Reply-To: dave@farber.net
To: ip <ip@v2.listbox.com>





Begin forwarded message:

> From: Stan Hanks <stan@colventures.com>
> Date: February 19, 2010 5:32:08 PM EST
> To: dave@farber.net
> Subject: Court Says VoIP traffic doesn't pay access charges...
>

> From the Telecom Law Monitor, http://feeds.lexblog.com/TelecomLawMonitor
>
>
>
> Federal Court Rules that VoIP Need Not Pay Access Charges
>
> Today, February 19, 2010, 10 hours ago | Danny Adams
>
> The U.S. District Court in D.C. ruled today that IP-originated calls  
> are "information services" that are subject to the local reciprocal  
> compensation scheme - and not access charges - for intercarrier  
> compensation.  The ruling came in Paetec Communications v.  
> CommPartners, LLC, U.S. Dist Ct for DC, Civ.
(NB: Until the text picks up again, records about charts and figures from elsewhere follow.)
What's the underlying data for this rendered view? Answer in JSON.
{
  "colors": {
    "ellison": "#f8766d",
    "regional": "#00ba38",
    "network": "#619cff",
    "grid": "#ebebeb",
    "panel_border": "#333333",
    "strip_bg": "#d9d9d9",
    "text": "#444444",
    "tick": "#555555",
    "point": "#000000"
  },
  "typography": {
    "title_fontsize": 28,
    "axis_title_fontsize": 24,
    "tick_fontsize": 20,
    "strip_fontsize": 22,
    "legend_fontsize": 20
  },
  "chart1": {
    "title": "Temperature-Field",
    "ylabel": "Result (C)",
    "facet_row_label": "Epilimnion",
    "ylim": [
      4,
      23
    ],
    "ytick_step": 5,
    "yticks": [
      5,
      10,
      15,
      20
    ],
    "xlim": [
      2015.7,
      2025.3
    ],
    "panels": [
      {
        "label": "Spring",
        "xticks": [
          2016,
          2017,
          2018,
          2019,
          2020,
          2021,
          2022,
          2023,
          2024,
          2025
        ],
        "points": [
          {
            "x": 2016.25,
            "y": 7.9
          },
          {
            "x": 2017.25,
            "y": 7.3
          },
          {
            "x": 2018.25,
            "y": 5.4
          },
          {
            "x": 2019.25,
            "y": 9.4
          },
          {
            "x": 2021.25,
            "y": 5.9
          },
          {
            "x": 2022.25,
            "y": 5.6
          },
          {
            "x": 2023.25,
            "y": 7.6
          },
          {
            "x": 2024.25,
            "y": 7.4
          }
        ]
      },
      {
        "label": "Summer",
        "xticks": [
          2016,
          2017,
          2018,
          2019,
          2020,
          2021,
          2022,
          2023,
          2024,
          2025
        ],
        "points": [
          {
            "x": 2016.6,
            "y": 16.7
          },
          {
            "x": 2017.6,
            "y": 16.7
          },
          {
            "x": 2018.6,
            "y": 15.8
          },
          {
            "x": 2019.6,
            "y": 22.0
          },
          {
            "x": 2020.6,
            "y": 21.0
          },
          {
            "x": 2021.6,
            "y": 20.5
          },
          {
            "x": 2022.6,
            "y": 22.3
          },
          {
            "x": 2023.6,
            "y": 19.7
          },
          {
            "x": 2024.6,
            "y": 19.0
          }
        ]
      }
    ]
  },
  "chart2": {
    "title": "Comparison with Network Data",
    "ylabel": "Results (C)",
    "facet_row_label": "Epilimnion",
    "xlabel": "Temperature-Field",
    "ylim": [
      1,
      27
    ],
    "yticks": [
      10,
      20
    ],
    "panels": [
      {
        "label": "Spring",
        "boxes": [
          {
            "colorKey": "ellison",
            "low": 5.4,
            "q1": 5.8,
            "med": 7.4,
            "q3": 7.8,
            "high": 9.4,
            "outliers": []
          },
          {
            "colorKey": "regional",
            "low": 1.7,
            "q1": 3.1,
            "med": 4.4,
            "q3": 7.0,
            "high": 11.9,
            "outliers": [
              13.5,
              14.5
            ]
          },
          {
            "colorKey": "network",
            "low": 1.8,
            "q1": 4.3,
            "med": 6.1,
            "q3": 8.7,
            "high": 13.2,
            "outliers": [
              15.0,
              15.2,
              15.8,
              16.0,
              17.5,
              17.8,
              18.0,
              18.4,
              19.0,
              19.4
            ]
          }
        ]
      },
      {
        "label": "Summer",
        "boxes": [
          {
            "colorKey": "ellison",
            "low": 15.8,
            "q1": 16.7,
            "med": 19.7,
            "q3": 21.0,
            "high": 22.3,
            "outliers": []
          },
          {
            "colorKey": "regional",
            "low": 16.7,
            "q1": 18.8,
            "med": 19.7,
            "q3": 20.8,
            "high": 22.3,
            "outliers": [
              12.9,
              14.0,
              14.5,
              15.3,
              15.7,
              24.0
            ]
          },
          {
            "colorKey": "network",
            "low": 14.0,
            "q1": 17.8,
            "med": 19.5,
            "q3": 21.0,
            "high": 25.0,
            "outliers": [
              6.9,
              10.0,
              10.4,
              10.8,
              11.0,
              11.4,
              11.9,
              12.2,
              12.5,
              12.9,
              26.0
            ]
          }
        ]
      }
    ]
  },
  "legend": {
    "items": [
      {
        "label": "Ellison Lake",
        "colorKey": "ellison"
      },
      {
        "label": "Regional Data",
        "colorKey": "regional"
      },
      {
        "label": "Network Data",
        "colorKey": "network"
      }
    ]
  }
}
Action No. 08-0397.    
> Paetec filed the case against CommPartners seeking to collect access  
> charges for all calls, both TDM and VoIP originated.  CommPartners  
> conceded that it owed access fees on the TDM calls, but argued that  
> VoIP calls are information services exempt from access under the FCC's 
> longstanding access charge exemption for such calls.  The Court agreed.  
> In reaching its opinion...
>
> the Court came to some noteworthy conclusions.  First, it found that  
> IP-originated calls that terminate in TDM format are "information  
> services" because they meet the "net protocol conversion" test.  The  
> Court stated that the FCC "has had the controversy on its docket for a 
> decade, [but] has been unable to decide it."  But citing other court 
> decisions on net protocol conversion, the court ruled that IP-to-TDM 
> qualifies as an information service.
>
> Next, the court concluded that reciprocal compensation applies, not  
> Paetec's access tariff.  In reaching this conclusion, the court found 
> that the "filed rate doctrine" did not overrule the statutory scheme 
> that would apply reciprocal compensation rather than access to VoIP 
> traffic.  "A tariff cannot be inconsistent with the statutory 
> framework", the court said.  Since the Court concluded that only one 
> compensation scheme could apply under the statute - either access 
> charges or reciprocal compensation - the law dictates that recip comp 
> should apply to VoIP notwithstanding the filed tariff doctrine.  
> Finally, the court rejected Paetec's unjust enrichment and quantum 
> meruit arguments because it found them inconsistent with the 
> Communications Act's "exclusive methods of intercarrier compensation", a 
> finding which the court said made those claims "statutorily barred."